During the first week at a new job, interns experience a combination of excitement, nervous energy and anticipation. They’re kept busy processing everything they observe. It’s likely they won’t know what to expect before joining your organization, so everything that makes your business unique — whether it’s a crazy Halloween costume contest or the special delivery of 300 hot dogs — will keep them engaged for a while.
But the initial excitement does wear off — sometimes, as soon as the first week. At this point, daily tasks seem mundane and repetitive, and the “new job” enthusiasm has eroded considerably. The trick is to drum up ways to keep interns’ work fresh so they feel eager about going to work for the duration of their internship.
Holding their attention
Although it’s unrealistic to expect your interns to stay excited about what they’re doing 100 percent of the time, you should strive to keep that positive momentum going as long as possible. Here are three things that will help keep them interested.
- Keep them busy. If they’re at work, they should always be fully occupied. Nothing leads to boredom faster than sitting around with nothing to do but check Facebook. Have plenty of interesting tasks for them to complete.
- Challenge them. Expose them to situations they’ve never encountered. You should be translating their knowledge from classes into practical experiences. The point of an internship is to teach skills they can’t gain inside a classroom.
- Empower them. Don’t relegate them to filing documents and making copies all summer. Put them in charge of projects, and give them ownership over the process. You’ll be amazed by the positive results. For an intern, a little taste of power can go a long way.
One of the best ways to keep interns actively involved is to put them on a team. Business students are traditionally grouped together in small clusters in class, so they will thrive in a team environment.
Group assignments are perfect for large projects because they allow interns to divide tasks based on individual skill sets and pick up the slack if others fall behind. These things happen in the workforce, so delegating tasks and working with others are good skills to hone.
Working in groups will also help foster camaraderie, which keeps them happy and engaged. Anything you can do to bring them further into the fold will make them feel like valuable contributors to the organization. Here are a few things you can try:
- Act as if they’re here to stay. If you treat interns as permanent team members, they will feel like part of the process and become more engaged. Isolating them from your team will lead to boredom and fewer chances to learn. They could leave with a poor impression of your company as well.

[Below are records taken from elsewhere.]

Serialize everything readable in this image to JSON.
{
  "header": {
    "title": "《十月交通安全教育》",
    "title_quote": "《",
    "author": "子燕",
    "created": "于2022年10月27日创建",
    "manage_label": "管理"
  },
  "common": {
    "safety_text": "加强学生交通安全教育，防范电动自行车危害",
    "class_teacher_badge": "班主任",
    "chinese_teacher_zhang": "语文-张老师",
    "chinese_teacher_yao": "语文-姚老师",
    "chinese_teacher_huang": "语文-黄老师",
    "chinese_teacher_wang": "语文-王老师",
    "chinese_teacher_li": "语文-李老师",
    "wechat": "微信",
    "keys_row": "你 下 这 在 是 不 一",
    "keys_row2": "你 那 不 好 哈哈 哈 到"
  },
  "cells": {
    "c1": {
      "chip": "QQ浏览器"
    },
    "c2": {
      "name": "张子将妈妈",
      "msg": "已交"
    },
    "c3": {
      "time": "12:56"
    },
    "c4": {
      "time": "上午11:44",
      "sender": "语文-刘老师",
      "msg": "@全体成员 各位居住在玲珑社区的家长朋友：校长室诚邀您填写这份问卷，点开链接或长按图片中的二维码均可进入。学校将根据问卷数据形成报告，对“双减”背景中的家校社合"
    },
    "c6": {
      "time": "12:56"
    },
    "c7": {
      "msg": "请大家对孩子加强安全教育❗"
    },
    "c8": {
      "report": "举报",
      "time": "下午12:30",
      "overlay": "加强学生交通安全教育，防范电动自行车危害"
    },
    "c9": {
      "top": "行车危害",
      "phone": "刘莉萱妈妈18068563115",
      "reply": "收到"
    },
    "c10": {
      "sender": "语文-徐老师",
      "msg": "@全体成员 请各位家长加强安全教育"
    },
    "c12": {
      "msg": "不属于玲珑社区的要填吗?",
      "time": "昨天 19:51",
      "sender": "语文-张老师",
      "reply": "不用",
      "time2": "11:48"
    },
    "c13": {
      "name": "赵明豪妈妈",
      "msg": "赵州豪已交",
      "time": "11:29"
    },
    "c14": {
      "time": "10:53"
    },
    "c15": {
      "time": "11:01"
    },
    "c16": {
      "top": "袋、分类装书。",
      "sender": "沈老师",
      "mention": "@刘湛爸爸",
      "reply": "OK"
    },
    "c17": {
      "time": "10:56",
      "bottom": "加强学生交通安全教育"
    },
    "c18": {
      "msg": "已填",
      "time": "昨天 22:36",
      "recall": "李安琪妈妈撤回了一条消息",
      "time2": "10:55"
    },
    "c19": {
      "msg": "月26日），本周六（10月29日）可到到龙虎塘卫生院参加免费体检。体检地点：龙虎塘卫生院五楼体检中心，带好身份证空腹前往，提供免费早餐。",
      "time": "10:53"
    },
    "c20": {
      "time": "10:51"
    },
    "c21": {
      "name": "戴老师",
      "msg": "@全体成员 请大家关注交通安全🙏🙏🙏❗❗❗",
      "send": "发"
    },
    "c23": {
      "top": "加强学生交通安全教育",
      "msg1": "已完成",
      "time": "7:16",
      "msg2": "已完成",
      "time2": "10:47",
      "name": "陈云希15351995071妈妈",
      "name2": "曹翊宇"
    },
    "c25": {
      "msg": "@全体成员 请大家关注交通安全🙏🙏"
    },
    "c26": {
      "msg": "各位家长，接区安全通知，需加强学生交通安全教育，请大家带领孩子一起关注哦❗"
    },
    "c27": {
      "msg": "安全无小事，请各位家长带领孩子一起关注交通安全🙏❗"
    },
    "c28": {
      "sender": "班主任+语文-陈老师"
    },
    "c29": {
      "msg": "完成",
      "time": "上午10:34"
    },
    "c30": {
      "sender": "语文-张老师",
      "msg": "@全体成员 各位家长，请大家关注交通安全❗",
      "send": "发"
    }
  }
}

- Give them tasks that matter. If the most important task you assign an intern is getting your coffee, you can be damn sure she won’t feel valued. If she’s a college student, she probably already knows how to make coffee. Assign her something new and challenging.

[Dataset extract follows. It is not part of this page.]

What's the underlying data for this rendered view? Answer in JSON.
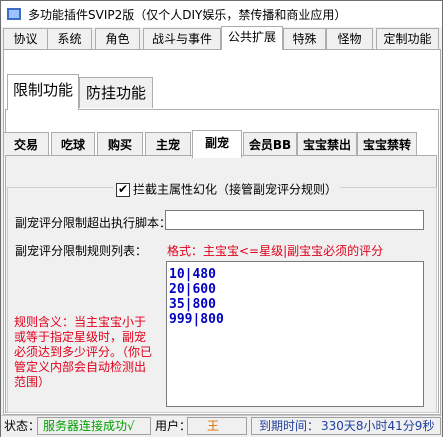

- Involve them in events right away. Consider doing a kickoff event, as well as a farewell party. Include interns in as many social functions as possible during their time with you. Show them that the business world is a social place full of learning and networking opportunities.
Let them ‘wow’ you
One of the best intern experiences I’ve been a part of took place with a class of high school interns who are still working with us. We’ve handed these interns a big bowl of responsibility by putting them in charge of the launch promotion for one of our new companies. They’re responsible for finding creative ways to engage customers, and we’ve given them full permission to take the project and run with it as they see fit.
The results have been astounding. They developed a highly successful social media promotion from the ground up, and they pulled in a large group of potential customers in just two weeks. Their project has garnered praise from students, teachers and new customers alike. We’re pretty happy with it, too.
Successful internships should be mutually beneficial: The interns gain a wealth of practical experiences, and your company benefits from their ingenuity. If you keep them busy, give them some responsibility and treat them like real team members, your interns will stay engaged the entire time they’re with you and be left wondering where the summer went.
Matthew Gordon is president and CEO of The Gordon Group, a holding company which manages GraduationSource and Avanti Systems USA.